Objetos Musicais – Homage to Walter Smetak
A fitting tribute to Walter Smetak, a Swiss composer who lived in Salvador, Bahia for the majority of his life. The label behind this, Buh Records, have also reissued Smetak’s two defining albums, Smetak (1974) and Interregno (1980). Rather than pay tribute to the compositions on those albums, this homage rather takes its cues from Smetak’s legacy of building instruments, with composers and luthiers from South America and Switzerland all coming together for a collection that delights in the otherworldly with untethered soundscapes that could easily be sound installations. The variety and conciseness of the songs ensure a level of captivation that’s rare for projects like this.
Leonardo Marques presents Ilha Do Corvo Sounds Volume I
I have to admit to being oblivious to the work of Leonardo Marques and his fellow Belo Horizonte colleagues that have been brought together by Marques for this release, a snapshot of the Ilho do Corvo studios and the music all of these artists made there. If Clube da Esquina helped define a genre-defying Minas Gerais sound, then a similar accusation could be made here. These are all MPB songs, i.e. melody-driven vocal pop, but with influences of soul, jazz, a bit of indie singer-songwriter aesthetics, even acoustic samba thanks to Rodrigo Damati, with any attempt to place them all under the same banner useless. Yet, somehow they all convene to create something cohesive.
Sanctuary / Santuario
Surely the best document yet released of music being made in the Latin American diaspora in the UK. This one features all the major players (Malphino, Wara, Lokandes), as well as new names beginning to make their name in the country. Whether it’s Esteban Card’s euphoric afro-Colombian grooves, Stephanie Santiago’s neosoul jams, Malena Zavala’s multi-layered solo productions or Panther Panther!’s dance floor fillers, there’s so much going on, and this one captures a little of everything.

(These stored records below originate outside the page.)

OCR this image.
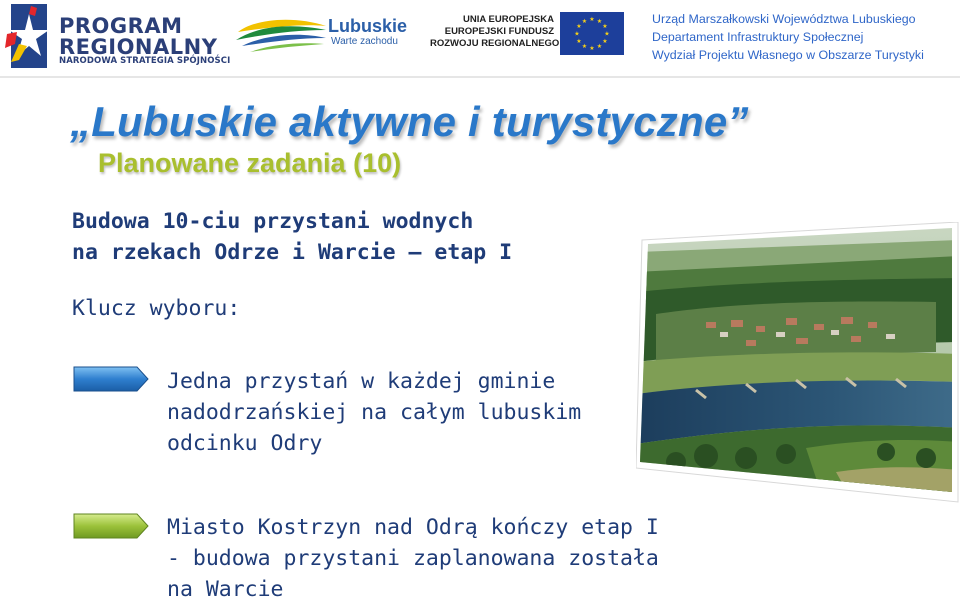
PROGRAM
REGIONALNY
NARODOWA STRATEGIA SPÓJNOŚCI
Lubuskie
Warte zachodu
UNIA EUROPEJSKA
EUROPEJSKI FUNDUSZ
ROZWOJU REGIONALNEGO
★ ★
★
★
★
★
★
★
★
★
★
★	Urząd Marszałkowski Województwa Lubuskiego
Departament Infrastruktury Społecznej
Wydział Projektu Własnego w Obszarze Turystyki
„Lubuskie aktywne i turystyczne”
Planowane zadania (10)
Budowa 10-ciu przystani wodnych
na rzekach Odrze i Warcie – etap I
Klucz wyboru:
Jedna przystań w każdej gminie
nadodrzańskiej na całym lubuskim
odcinku Odry
Miasto Kostrzyn nad Odrą kończy etap I
- budowa przystani zaplanowana została
na Warcie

El Fabuloso Sonido de Andrés Vargas Pinedo: Una Colección de Música Popular Amazónica (1966-1974)
Buh Records (Peru)
In truth, it was refreshing to hear a Peruvian reissue that didn’t focus on cumbia, and that’s most certainly the case here. Blinded at age 3 due to a nurse’s error, Andrés Vargas Pinedo is a violinist and quena (flute) player who released a number of records with various ensembles in the 60s and 70s that explored lesser-known Amazonian genres like pandilla, marinera, changanacui, movido, sitaracuy. Raw and rustic, this is music that is also full of energy with pining melodies and rasping percussion, all driven by Pinedo’s sprightly playing. Makes you wonder what else is out there…
There have been some amazing digital compilations released by Latin American electronic labels this year, with albums by Tropical Twista, New Latam Beats, Shika Shika, Plurpura Records and Gop Tun all springing to mind, though this one on Guatemala’s NUMA label had the biggest personal impact on me. While there are a few tracks that touch on the mellow end of downtempo, Chrysalis focused more on meditative, beat-less productions, the focus on restoration rather than recreation. Tracks by Steffen Ki, Maywa and J.POOL sound as blissful now as the first time I heard them.